The KCA at UNCP chapter plans to raise awareness of the ever-growing AIDS epidemic in Africa through various events, activities and fundraising throughout the year.
Keep a Child Alive is a huge milestone because it is the first organization of its kind at UNCP and it will bring recognition to UNCP and hopefully other schools will follow, organizers said.
“It’s one of the best things to happen to UNCP, not to mention the state of North Carolina. This is the first chapter in the state” said Deanna Rooths, the secretary of the UNCP chapter.

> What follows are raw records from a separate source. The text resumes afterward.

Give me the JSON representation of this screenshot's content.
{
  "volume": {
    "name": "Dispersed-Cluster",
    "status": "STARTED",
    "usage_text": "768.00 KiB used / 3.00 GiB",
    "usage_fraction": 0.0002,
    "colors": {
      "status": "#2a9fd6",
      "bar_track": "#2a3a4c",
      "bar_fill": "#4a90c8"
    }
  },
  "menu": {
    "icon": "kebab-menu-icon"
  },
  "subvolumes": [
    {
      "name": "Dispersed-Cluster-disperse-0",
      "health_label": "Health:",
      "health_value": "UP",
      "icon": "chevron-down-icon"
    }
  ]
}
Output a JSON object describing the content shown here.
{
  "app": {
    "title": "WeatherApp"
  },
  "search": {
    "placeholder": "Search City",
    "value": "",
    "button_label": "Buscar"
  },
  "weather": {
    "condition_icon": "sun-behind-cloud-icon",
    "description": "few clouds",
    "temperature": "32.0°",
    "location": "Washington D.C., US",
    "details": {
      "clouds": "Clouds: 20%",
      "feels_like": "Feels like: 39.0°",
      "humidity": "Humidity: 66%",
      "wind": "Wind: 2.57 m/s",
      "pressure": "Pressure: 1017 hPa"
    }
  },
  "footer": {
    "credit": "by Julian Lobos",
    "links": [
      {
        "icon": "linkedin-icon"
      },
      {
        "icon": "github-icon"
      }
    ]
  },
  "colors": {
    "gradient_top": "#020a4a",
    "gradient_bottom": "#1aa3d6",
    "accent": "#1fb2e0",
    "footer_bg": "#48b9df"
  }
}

Keep a Child Alive began in 2002 and now has nearly 30 college chapters.
New York University was one of the first universities to establish a Keep a Child Alive college chapter.
Kate Otto, director of Keep a Child Alive College Program and a representative of the NYU chapter, is responsible for helping college chapters from state to state get involved.
Otto came across the Keep a Child Alive organization in the Fall of 2005 and said, “As I have been involved with AIDS education and awareness for many years, upon seeing the AIDS ribbon in the KCA logo, I immediately researched them online.
“I quickly became accustomed to the urgent and immediate call to action that encompasses all KCA projects and programs.
“Directing the KCA College Program is an incredible opportunity to tap into the passion of students nation-wide.
“These students harbor the same frustrations about the obstacles to overcoming AIDS, but push with the same energy to overcome them,” said Otto.
This is the 25th year of AIDS and KCA college students across the country are working to raise awareness of the pandemic through programming and events on campuses.
“People believe in overcoming this plague of our generation because they know we have the brains, the manpower and the heart to get the job done,” Otto said.